We’ll never know what might have been, but former President Ford made a decision that taught a generation something antithetical to the American way. He taught my generation and the ones before mine that if you were powerful enough you could get away with anything.

If past is prologue, which others have written before, the pardon of Richard M. Nixon by Gerald Ford explains in part why the unitary executive presidency of George W. Bush came to be. After all, Rumsfeld and Cheney are from the Nixon era and cut their political teeth on his disgrace. They’ve been trying to get even ever since, understanding that if you hide your deeds deep enough, no one will have the stomach for making you pay for what you’ve done. Mr. Bush will likely ride that reality out of office, unless today’s generation of politicians have the courage to hold him and his Administration accountable for a war that now makes Vietnam look tame by comparison, considering what it is unleashing in the Middle East.
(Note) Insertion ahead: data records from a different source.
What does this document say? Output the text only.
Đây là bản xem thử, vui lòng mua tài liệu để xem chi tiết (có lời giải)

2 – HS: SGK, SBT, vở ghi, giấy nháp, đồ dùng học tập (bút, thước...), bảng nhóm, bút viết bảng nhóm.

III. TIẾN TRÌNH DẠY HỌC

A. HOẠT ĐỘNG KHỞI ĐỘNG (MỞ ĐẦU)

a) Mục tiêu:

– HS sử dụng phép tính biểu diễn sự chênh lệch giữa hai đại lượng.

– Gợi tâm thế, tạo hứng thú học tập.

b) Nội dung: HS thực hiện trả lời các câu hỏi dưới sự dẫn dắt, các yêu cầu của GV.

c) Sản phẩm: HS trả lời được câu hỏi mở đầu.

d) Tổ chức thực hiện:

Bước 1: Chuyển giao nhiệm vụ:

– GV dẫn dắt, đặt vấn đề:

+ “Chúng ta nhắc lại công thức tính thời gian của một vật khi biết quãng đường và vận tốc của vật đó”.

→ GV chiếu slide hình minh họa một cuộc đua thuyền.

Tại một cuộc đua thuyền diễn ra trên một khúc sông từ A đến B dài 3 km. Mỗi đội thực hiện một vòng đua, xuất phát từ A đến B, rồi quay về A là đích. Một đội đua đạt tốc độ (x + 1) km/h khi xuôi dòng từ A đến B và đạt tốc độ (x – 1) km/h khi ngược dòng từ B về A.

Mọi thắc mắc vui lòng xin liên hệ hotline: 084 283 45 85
Gerald R. Ford plays a large part in American history for the one act that sent this country down a road from which we still have not recovered. Pardoning Nixon is like letting a teen get away with murder by helping him cover up the crime. He never learns. Some of America’s politicians remain in the shadow of that teen. If you don’t believe me, just take a look at what Dick Cheney and Donald Rumsfeld have wrought in Iraq. Mr. Bush is part of the legacy left behind by Gerald R. Ford’s pardoning of Richard M. Nixon. Republicans still haven’t learned the lesson that Democrats were made to pay for “crimes and misdemeanors” that didn’t come close to the presidencies of both Nixon and Bush, not to mention Ronald Wilson Reagan.